SHA-256 dedup · LLaMA 3 chat format
05
SFT Training Run
95/5 train/eval split. 3 epochs, batch size 2, gradient accumulation 8 (effective batch 16), cosine LR schedule with 3% warmup, learning rate 2e-4, gradient checkpointing, paged AdamW 32bit. Sequence packing bins multiple examples per 2048-token context window. Checkpoints every 250 steps, best model loaded at end.
3 epochs · 2048 context · T4 x2
06
DPO Alignment Pass
PsyCoPref provides 36,653 chosen/rejected response pairs rated on seven dimensions: empathy, relevance, clarity, safety, exploration, autonomy, and staging. The DPO pass teaches the model preference — not just content accuracy but delivery. β=0.1 (temperature). 1 epoch. This is what removes the hedging and the therapist-speak from the SFT checkpoint.
DPO · β=0.1 · preference learning · 36K pairs
07
Merge + Push
LoRA adapter weights are merged back into the base model weights using PEFT's merge_and_unload(). The merged 8B model is pushed to a private HuggingFace Hub repository. Railway's environment variable PERSPECTIVE_MODEL_REPO is set. The server switches from Claude to the fine-tuned model automatically — no code changes required.
merge_and_unload · HuggingFace Hub · Railway
Evaluation
How We Know It's Working
An evaluation harness runs 18 test cases across 10 categories after every training iteration. Each test case has a prompt derived from a real abuse scenario, a list of clinical terms that must appear in the response (DARVO, narcissistic supply, coercive control, etc.), and a list of forbidden phrases (therapist-speak, hedging, both-sidesing, suggesting couples therapy).
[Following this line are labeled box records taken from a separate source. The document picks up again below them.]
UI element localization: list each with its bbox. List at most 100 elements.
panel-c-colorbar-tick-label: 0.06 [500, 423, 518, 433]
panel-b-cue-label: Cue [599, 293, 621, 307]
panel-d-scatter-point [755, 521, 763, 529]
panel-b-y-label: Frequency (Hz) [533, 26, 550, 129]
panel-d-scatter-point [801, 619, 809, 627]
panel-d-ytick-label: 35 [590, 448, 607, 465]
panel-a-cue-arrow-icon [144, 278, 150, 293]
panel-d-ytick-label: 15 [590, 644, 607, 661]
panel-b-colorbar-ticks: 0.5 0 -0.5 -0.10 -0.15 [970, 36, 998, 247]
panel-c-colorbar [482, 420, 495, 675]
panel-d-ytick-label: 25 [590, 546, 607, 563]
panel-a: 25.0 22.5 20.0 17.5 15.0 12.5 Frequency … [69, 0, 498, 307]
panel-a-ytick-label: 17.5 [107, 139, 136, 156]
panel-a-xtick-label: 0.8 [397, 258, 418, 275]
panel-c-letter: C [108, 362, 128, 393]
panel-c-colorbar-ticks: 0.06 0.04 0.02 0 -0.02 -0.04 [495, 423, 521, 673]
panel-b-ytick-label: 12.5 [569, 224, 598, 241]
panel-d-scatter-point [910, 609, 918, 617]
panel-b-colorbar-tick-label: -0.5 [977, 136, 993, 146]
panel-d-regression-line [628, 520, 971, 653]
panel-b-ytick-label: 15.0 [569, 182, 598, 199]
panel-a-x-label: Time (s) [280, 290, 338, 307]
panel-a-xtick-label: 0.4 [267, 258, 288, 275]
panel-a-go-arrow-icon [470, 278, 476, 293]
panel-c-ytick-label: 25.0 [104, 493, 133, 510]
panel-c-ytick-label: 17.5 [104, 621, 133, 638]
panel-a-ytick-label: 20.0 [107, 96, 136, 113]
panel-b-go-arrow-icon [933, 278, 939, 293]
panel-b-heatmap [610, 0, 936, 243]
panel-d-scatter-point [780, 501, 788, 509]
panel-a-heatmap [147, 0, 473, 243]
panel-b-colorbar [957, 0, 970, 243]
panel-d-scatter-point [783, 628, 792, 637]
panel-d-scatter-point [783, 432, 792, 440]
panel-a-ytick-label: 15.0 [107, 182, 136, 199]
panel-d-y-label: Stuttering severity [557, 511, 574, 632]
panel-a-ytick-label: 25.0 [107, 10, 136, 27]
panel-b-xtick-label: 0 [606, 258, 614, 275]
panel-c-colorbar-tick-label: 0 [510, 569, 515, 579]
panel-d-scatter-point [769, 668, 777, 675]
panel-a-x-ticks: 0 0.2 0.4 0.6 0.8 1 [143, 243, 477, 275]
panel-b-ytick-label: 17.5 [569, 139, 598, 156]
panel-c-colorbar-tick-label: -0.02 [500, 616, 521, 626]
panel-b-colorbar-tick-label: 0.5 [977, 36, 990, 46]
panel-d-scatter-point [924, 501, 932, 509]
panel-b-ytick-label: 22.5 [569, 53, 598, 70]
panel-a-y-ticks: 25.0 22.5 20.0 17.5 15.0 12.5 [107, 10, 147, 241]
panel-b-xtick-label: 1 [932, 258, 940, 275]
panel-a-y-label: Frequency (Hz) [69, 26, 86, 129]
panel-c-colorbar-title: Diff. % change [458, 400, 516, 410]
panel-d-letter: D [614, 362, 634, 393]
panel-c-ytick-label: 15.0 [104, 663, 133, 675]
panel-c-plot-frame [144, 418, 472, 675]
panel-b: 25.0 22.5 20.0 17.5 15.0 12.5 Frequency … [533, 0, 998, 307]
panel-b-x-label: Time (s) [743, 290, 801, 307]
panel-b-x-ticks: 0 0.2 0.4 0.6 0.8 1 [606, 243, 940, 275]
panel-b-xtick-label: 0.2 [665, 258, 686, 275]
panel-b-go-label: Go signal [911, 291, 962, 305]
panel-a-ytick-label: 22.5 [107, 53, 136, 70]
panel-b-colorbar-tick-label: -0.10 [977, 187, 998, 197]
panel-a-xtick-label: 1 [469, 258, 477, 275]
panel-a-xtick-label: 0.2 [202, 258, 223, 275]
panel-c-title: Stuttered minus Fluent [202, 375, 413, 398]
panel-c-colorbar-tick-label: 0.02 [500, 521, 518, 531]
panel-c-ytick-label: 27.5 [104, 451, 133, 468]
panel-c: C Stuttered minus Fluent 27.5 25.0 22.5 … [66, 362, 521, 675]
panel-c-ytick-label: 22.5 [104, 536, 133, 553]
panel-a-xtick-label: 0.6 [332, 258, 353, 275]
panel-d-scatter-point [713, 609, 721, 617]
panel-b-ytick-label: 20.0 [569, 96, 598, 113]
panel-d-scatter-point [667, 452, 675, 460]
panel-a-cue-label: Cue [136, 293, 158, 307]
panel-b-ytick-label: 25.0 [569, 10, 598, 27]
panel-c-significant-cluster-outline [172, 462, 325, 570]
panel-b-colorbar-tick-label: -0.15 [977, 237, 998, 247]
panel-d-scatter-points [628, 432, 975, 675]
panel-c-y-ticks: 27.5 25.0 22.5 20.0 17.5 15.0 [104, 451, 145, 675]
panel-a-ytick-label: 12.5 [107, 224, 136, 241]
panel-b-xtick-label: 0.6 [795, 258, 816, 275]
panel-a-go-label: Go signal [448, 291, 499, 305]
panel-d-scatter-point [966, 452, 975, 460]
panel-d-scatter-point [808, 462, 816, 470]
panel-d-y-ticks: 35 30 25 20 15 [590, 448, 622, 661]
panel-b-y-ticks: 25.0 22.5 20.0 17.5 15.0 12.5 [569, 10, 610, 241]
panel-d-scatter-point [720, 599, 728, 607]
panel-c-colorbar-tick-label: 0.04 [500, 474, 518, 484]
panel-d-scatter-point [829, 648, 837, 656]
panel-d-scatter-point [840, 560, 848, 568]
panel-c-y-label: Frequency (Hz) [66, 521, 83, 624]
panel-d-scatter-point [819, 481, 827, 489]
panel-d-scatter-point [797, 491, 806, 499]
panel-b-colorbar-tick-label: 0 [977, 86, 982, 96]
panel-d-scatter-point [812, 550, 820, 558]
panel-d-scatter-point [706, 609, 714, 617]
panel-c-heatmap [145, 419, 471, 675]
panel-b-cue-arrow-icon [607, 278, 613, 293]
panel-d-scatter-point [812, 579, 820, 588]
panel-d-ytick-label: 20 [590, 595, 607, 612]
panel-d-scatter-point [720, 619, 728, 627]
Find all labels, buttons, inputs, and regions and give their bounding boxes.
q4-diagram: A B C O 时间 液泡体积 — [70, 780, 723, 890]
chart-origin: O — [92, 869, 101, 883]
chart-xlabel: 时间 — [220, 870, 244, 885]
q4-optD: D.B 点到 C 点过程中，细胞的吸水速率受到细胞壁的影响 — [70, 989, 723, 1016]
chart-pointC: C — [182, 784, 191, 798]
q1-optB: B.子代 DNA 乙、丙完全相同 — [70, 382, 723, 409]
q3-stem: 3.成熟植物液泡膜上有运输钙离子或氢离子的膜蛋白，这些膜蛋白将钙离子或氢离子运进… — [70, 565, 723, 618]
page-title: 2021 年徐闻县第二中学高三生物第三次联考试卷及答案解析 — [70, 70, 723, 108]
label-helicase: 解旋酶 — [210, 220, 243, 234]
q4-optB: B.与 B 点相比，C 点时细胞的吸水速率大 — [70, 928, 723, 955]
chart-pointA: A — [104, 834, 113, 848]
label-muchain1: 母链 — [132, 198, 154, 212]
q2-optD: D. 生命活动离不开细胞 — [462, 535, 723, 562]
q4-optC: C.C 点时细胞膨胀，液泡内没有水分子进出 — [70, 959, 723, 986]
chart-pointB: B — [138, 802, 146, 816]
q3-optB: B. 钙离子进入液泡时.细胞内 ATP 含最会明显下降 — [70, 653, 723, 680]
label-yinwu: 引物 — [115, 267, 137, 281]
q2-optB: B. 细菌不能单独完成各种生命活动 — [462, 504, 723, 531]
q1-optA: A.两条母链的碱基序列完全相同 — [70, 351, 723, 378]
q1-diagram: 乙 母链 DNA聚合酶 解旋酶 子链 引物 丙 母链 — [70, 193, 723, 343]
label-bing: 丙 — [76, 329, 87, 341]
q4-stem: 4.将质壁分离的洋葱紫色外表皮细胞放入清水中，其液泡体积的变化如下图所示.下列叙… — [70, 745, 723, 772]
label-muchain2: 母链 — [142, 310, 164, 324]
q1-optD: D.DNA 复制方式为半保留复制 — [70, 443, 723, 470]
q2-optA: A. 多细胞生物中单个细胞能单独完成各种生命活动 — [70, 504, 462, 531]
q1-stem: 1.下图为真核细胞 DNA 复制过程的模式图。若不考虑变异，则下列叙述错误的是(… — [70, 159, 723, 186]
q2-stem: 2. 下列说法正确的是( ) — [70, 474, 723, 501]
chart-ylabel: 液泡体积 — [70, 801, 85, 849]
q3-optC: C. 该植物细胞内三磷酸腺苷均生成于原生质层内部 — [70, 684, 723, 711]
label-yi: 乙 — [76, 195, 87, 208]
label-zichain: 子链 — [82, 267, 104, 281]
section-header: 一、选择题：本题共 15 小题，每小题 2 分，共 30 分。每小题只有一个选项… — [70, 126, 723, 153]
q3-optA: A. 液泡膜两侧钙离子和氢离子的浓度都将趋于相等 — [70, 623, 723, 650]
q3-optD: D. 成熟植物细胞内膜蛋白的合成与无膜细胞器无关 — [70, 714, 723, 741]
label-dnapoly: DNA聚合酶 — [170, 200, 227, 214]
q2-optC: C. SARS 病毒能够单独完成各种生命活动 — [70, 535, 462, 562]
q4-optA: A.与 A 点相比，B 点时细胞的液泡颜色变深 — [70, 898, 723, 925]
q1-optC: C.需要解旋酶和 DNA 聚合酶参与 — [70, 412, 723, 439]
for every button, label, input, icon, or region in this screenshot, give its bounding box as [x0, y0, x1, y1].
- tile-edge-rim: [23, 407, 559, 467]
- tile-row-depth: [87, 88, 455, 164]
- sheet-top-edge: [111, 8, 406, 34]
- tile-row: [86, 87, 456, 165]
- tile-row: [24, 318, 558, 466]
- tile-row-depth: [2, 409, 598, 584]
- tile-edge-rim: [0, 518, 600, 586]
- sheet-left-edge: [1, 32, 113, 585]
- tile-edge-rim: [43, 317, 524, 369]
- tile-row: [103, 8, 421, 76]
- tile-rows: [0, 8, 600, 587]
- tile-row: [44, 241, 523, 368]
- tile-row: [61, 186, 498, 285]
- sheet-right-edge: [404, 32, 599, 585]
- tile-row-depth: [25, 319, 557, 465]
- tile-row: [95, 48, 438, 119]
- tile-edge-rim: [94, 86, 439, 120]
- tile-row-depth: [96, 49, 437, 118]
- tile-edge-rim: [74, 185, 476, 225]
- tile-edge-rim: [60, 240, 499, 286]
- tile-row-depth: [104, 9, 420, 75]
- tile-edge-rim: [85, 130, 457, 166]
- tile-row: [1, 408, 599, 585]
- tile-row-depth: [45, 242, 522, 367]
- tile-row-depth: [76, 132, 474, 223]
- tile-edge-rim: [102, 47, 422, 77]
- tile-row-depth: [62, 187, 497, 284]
The misuse detection cases are the most important ones. The model should not validate a pursuer describing their own stalking behavior as the victim's fault. It should not help an abuser build a narrative that frames their target as the real abuser. Getting these wrong is worse than getting clinical terms wrong — it means the tool has been weaponized against the people it was built to protect.